Olot-to-Girona greenway cycling
Families with older kids can book supported cycling on the Via Verda. Choose a short section unless everyone is properly bike-fit.
💡 Practical Tips for Families
- Do not over-schedule villages. Besalú, Santa Pau and Castellfollit are lovely, but three stone villages in one day can blur for children. Mix one village with one nature/play stop.
- Start walks early. Volcano trails are easy but exposed heat still matters.
- Carry layers for Núria. The valley can feel like a different season from Girona.
- Use Girona as your arrival/departure cushion. It is the easiest place for trains, restaurants and low-stress first/last nights.
- Parking matters. Use signed car parks at Besalú, Girona old town edges, La Garrotxa trailheads and Banyoles. Do not improvise into tiny village cores.
- Choose accommodation by rhythm. Girona for city convenience; Olot/Santa Pau for volcano days; Ribes de Freser for mountain railway focus.

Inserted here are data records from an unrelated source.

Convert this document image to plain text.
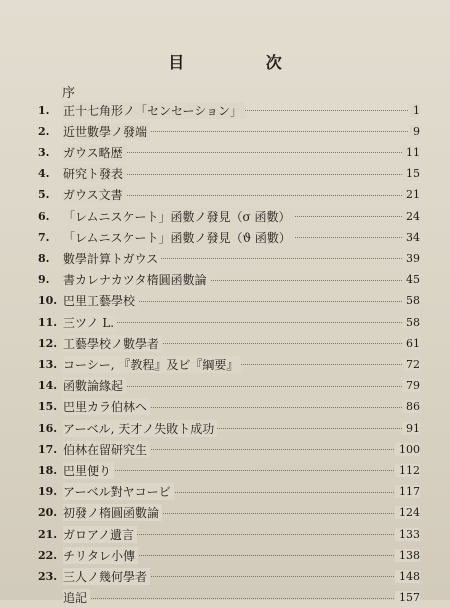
目 次
序
1.	正十七角形ノ「センセーション」	1
2.	近世數學ノ發端	9
3.	ガウス略歴	11
4.	研究ト發表	15
5.	ガウス文書	21
6.	「レムニスケート」函數ノ發見（σ 函數）	24
7.	「レムニスケート」函數ノ發見（ϑ 函數）	34
8.	數學計算トガウス	39
9.	書カレナカツタ楕圓函數論	45
10. 巴里工藝學校	58
11. 三ツノ L.	58
12. 工藝學校ノ數學者	61
13. コーシー, 『教程』及ビ『綱要』	72
14. 函數論緣起	79
15. 巴里カラ伯林ヘ	86
16. アーベル, 天才ノ失敗ト成功	91
17. 伯林在留研究生	100
18. 巴里便り	112
19. アーベル對ヤコービ	117
20. 初發ノ楕圓函數論	124
21. ガロアノ遺言	133
22. チリタレ小傳	138
23. 三人ノ幾何學者	148
追記	157
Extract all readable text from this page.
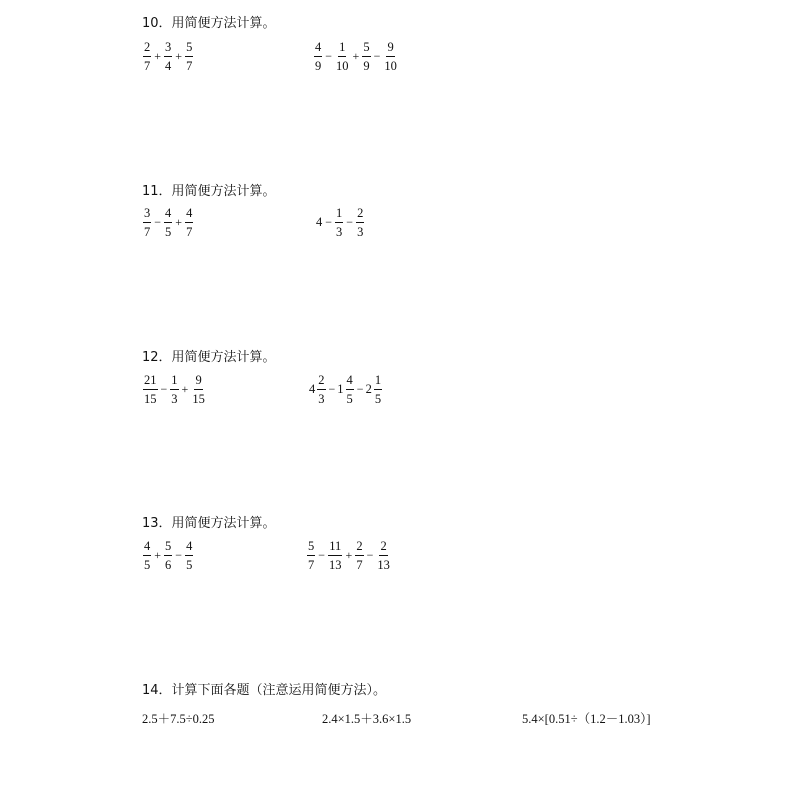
10．用简便方法计算。
$\frac{2}{7} + \frac{3}{4} + \frac{5}{7}$	$\frac{4}{9} - \frac{1}{10} + \frac{5}{9} - \frac{9}{10}$
11．用简便方法计算。
$\frac{3}{7} - \frac{4}{5} + \frac{4}{7}$	$4 - \frac{1}{3} - \frac{2}{3}$
12．用简便方法计算。
$\frac{21}{15} - \frac{1}{3} + \frac{9}{15}$	$4 \frac{2}{3} - 1 \frac{4}{5} - 2 \frac{1}{5}$
13．用简便方法计算。
$\frac{4}{5} + \frac{5}{6} - \frac{4}{5}$	$\frac{5}{7} - \frac{11}{13} + \frac{2}{7} - \frac{2}{13}$
14．计算下面各题（注意运用简便方法）。
2.5＋7.5÷0.25	2.4×1.5＋3.6×1.5	5.4×[0.51÷（1.2－1.03）]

📋 Quick Reference: Activities at a Glance
| Activity | Best Ages | Time | Cost | Notes |
|---|---|---|---|---|
| Girona Old Town & Onyar Houses | All ages | 2–4h | Free | Best first-day orientation |
| Girona Cathedral | 5+ | 45–90m | Paid/free exterior | Big staircase hook |
| Girona City Walls | 5+ | 45–90m | Free | Exposed in sun |
| Arab Baths | 6+ | 20–40m | Low | Quick atmospheric stop |
| Jewish Quarter | 7+ | 45–90m | Free/paid museum | Lanes plus history |
| Rocambolesc Gelateria | All ages | 15–30m | Treat | Reward stop |
| La Garrotxa Volcanic Zone | 5+ | Half day+ | Free | Route choice matters |
| Santa Margarida Volcano | 5+ | 1.5–2.5h | Free | Best child-friendly crater |
| Croscat Volcano | 6+ | 60–90m | Free | Visible volcanic layers |
| Fageda d’en Jordà | All ages | 1–2h | Free | Shaded forest win |
| Olot | All ages | 2h+ | Free | Practical base |
| Besalú | All ages | 1.5–3h | Free | Iconic bridge |
| Santa Pau | All ages | 1–2h | Free | Best with volcano day |
| Castellfollit de la Roca | All ages | 45–90m | Free | Cliff viewpoint stop |
| Banyoles Lake | All ages | 1.5–4h | Free | Space/play/picnic |
| Vall de Núria Rack Railway | All ages | Full day | Paid | Mountain highlight |
| Ribes de Freser | All ages | 30–90m | Free | Núria base town |
| Queralbs | 5+ | 45–90m | Free | Pretty mountain village |
| Camprodon | All ages | 1.5–3h | Free | Gentler mountain town |
✈️ Getting to Girona Pyrenees
From Malta: Seasonal/direct links to Girona or Barcelona vary, but Barcelona is the reliable gateway. Fly to BCN, take the train to Girona or rent a car at the airport if you are heading straight for Garrotxa/Pyrenees.
Airports: Girona-Costa Brava (GRO) is closest and easiest when flights line up. Barcelona (BCN) has far more routes and usually better prices. From BCN, Girona is around 40 minutes by high-speed/fast train from Barcelona Sants, or roughly 1h 20m–1h 40m by car depending on traffic.
Suggested 4-day family itinerary:
- Day 1: Arrive Girona, old town, cathedral steps, walls, Rocambolesc
- Day 2: Besalú, Castellfollit viewpoint, Olot or Santa Pau overnight
- Day 3: Santa Margarida volcano + Fageda d’en Jordà + Santa Pau lunch
- Day 4: Vall de Núria rack railway day, or Banyoles Lake if you want an easier finish
Best family base: Girona if you want restaurants and easy arrival; Olot/Santa Pau if volcanoes are the focus; Ribes de Freser if the Pyrenees day matters most.